The National Government sold state houses in the 1990s but kept a reduced state house building programme. Only people on welfare could rent a state home, at full market rent, with accommodation subsidies through the welfare system. Labour reinstated income-related rents in 1999, whereby eligible tenants paid no more than 25 percent of their income in rent.
The latest in New Zealand's state housing lineage is Housing New Zealand Corporation, formed in 2001.
In 2018, the government announced the formation of a new Ministry – Ministry of Housing Urban Development (MHUD), made up of portions of MBIE, Treasury and MSD.
The following year, Housing New Zealand Corporation, HLC and Kiwibuild merged to become the Housing and Urban Development Authority, Kāinga Ora – Homes and Communities (Kāinga Ora).

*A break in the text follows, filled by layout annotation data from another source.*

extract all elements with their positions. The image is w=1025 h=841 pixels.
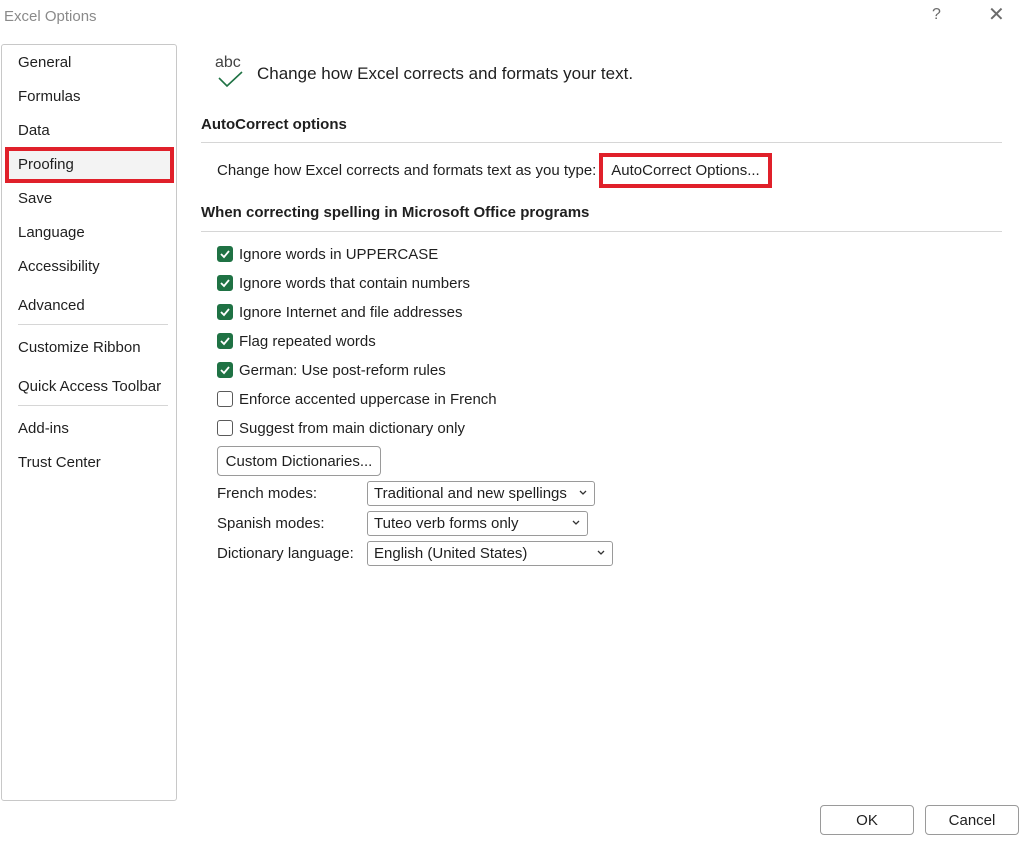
- section-divider: [201, 142, 1002, 143]
- spelling-section-title: When correcting spelling in Microsoft Of…: [201, 204, 590, 221]
- proofing-abc-check-icon: abc: [212, 54, 248, 92]
- autocorrect-section-title: AutoCorrect options: [201, 116, 347, 133]
- checkbox-checked-icon[interactable]: [217, 304, 233, 320]
- chevron-down-icon: [597, 550, 605, 555]
- checkbox-checked-icon[interactable]: [217, 362, 233, 378]
- spanish-modes-label: Spanish modes:: [217, 515, 325, 532]
- spelling-option-row[interactable]: German: Use post-reform rules: [217, 360, 446, 380]
- checkbox-checked-icon[interactable]: [217, 333, 233, 349]
- spelling-option-label: Ignore words that contain numbers: [239, 274, 470, 292]
- sidebar-item-language[interactable]: Language: [18, 224, 85, 241]
- sidebar-item-save[interactable]: Save: [18, 190, 52, 207]
- french-modes-select[interactable]: Traditional and new spellings: [367, 481, 595, 506]
- spelling-option-row[interactable]: Ignore words that contain numbers: [217, 273, 470, 293]
- autocorrect-description: Change how Excel corrects and formats te…: [217, 162, 597, 179]
- autocorrect-options-button[interactable]: AutoCorrect Options...: [604, 158, 767, 183]
- help-icon[interactable]: ?: [932, 6, 941, 24]
- spelling-option-row[interactable]: Enforce accented uppercase in French: [217, 389, 497, 409]
- custom-dictionaries-button[interactable]: Custom Dictionaries...: [217, 446, 381, 476]
- spelling-option-label: Suggest from main dictionary only: [239, 419, 465, 437]
- sidebar-item-formulas[interactable]: Formulas: [18, 88, 81, 105]
- spelling-option-row[interactable]: Suggest from main dictionary only: [217, 418, 465, 438]
- sidebar-nav: General Formulas Data Proofing Save Lang…: [1, 44, 177, 801]
- spelling-option-label: Flag repeated words: [239, 332, 376, 350]
- checkbox-unchecked-icon[interactable]: [217, 391, 233, 407]
- sidebar-item-advanced[interactable]: Advanced: [18, 297, 85, 314]
- spelling-option-label: German: Use post-reform rules: [239, 361, 446, 379]
- sidebar-item-accessibility[interactable]: Accessibility: [18, 258, 100, 275]
- spelling-option-label: Enforce accented uppercase in French: [239, 390, 497, 408]
- ok-button[interactable]: OK: [820, 805, 914, 835]
- spelling-option-label: Ignore words in UPPERCASE: [239, 245, 439, 263]
- dictionary-language-label: Dictionary language:: [217, 545, 354, 562]
- section-divider: [201, 231, 1002, 232]
- cancel-button[interactable]: Cancel: [925, 805, 1019, 835]
- french-modes-label: French modes:: [217, 485, 318, 502]
- sidebar-item-customize-ribbon[interactable]: Customize Ribbon: [18, 339, 141, 356]
- sidebar-separator: [18, 324, 168, 325]
- checkbox-checked-icon[interactable]: [217, 246, 233, 262]
- window-title: Excel Options: [4, 8, 97, 25]
- sidebar-item-trust-center[interactable]: Trust Center: [18, 454, 101, 471]
- close-icon[interactable]: ✕: [988, 5, 1005, 25]
- sidebar-item-proofing[interactable]: Proofing: [18, 156, 74, 173]
- spelling-option-row[interactable]: Flag repeated words: [217, 331, 376, 351]
- spelling-option-row[interactable]: Ignore words in UPPERCASE: [217, 244, 438, 264]
- sidebar-item-add-ins[interactable]: Add-ins: [18, 420, 69, 437]
- sidebar-separator: [18, 405, 168, 406]
- page-title: Change how Excel corrects and formats yo…: [257, 64, 634, 83]
- sidebar-item-quick-access-toolbar[interactable]: Quick Access Toolbar: [18, 378, 161, 395]
- dictionary-language-select[interactable]: English (United States): [367, 541, 613, 566]
- sidebar-item-general[interactable]: General: [18, 54, 71, 71]
- chevron-down-icon: [579, 490, 587, 495]
- checkbox-unchecked-icon[interactable]: [217, 420, 233, 436]
- title-bar: Excel Options ? ✕: [0, 0, 1025, 34]
- sidebar-item-data[interactable]: Data: [18, 122, 50, 139]
- chevron-down-icon: [572, 520, 580, 525]
- spanish-modes-select[interactable]: Tuteo verb forms only: [367, 511, 588, 536]
- checkbox-checked-icon[interactable]: [217, 275, 233, 291]
- spelling-option-row[interactable]: Ignore Internet and file addresses: [217, 302, 462, 322]
- spelling-option-label: Ignore Internet and file addresses: [239, 303, 463, 321]
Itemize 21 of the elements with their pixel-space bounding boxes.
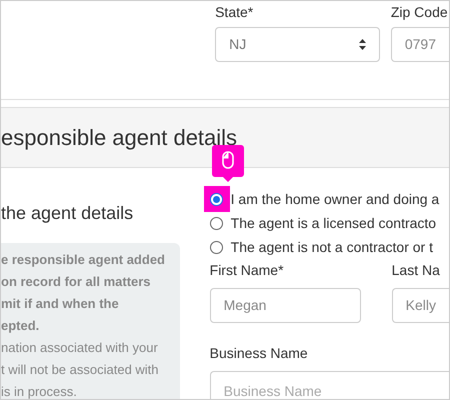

Kāinga Ora and the Ministry of Housing and Urban Development have complementary roles in housing and urban development. The Ministry is responsible for leadership in the housing and urban development system, policy, monitoring and advising the Government on strategic direction. Kāinga Ora is focused on providing public housing, providing home related financial assistance, initiating or undertaking urban development on its own or on behalf of others, and delivering aspects of the Government’s Build Programme.
While organisational names have changed over time, the common theme among all Kāinga Ora - Homes and Communities predecessors is a commitment to providing quality, affordable homes for New Zealanders.
1894 - State Advances Office formed
1923 - Housing Branch of the Labour Department merged with State Advances Office
1935 - Mortgage Corporation formed
1936 - Mortgage Corporation merged with State Advances Office to form the State Advances Corporation
1938 - Housing Construction Department formed, then later that year becomes Housing Division of the Ministry of Works
1974 - State Advances Corporation merges with Housing Division of the Ministry of Works to become Housing Corporation of New Zealand (replacing National Housing Council of New Zealand)
1992 - Housing Corporation of New Zealand split to form:
- Housing Corporation of New Zealand
- Housing New Zealand Ltd
- Ministry of Housing
1994 - Community Housing Ltd formed as a subsidiary of Housing Corporation of New Zealand
1998 - Portions of responsibility of Ministry of Housing transferred to Ministry of Social Policy
2001 - Housing Corporation of New Zealand merged with Housing New Zealand Ltd and Community Housing Ltd, together with housing policy staff from Ministry of Social Policy, to form the Housing New Zealand Corporation.
2006 - Housing New Zealand Corporation administers Housing Innovation demonstration fund established to fund third sector social housing.
2011 - Responsibility for funding third sector social housing moved to the independent Social Housing Unit with support from the Department of Building and Housing. Policy function moved from Housing New Zealand Corporation to the Department of Building and Housing.
2014 - Responsibility for managing applications, assessing eligibility for social housing and administering income-related rents is transferred from Housing New Zealand Corporation to the Ministry of Social Development, to help ensure all social housing providers are on an equal footing.
2018 – Minister announces formation of a new Ministry – Ministry of Housing Urban Development (MHUD), made up of portions of MBIE, Treasury and MSD. The Minister also announced the formation of a new agency – Housing and Urban Development Authority (HUDA), bringing Kiwibuild together with Housing New Zealand to provide support to MHUD.
2019 - Housing New Zealand Corporation, HLC and Kiwibuild merged to become the Housing and Urban Development Authority, Kāinga Ora – Homes and Communities.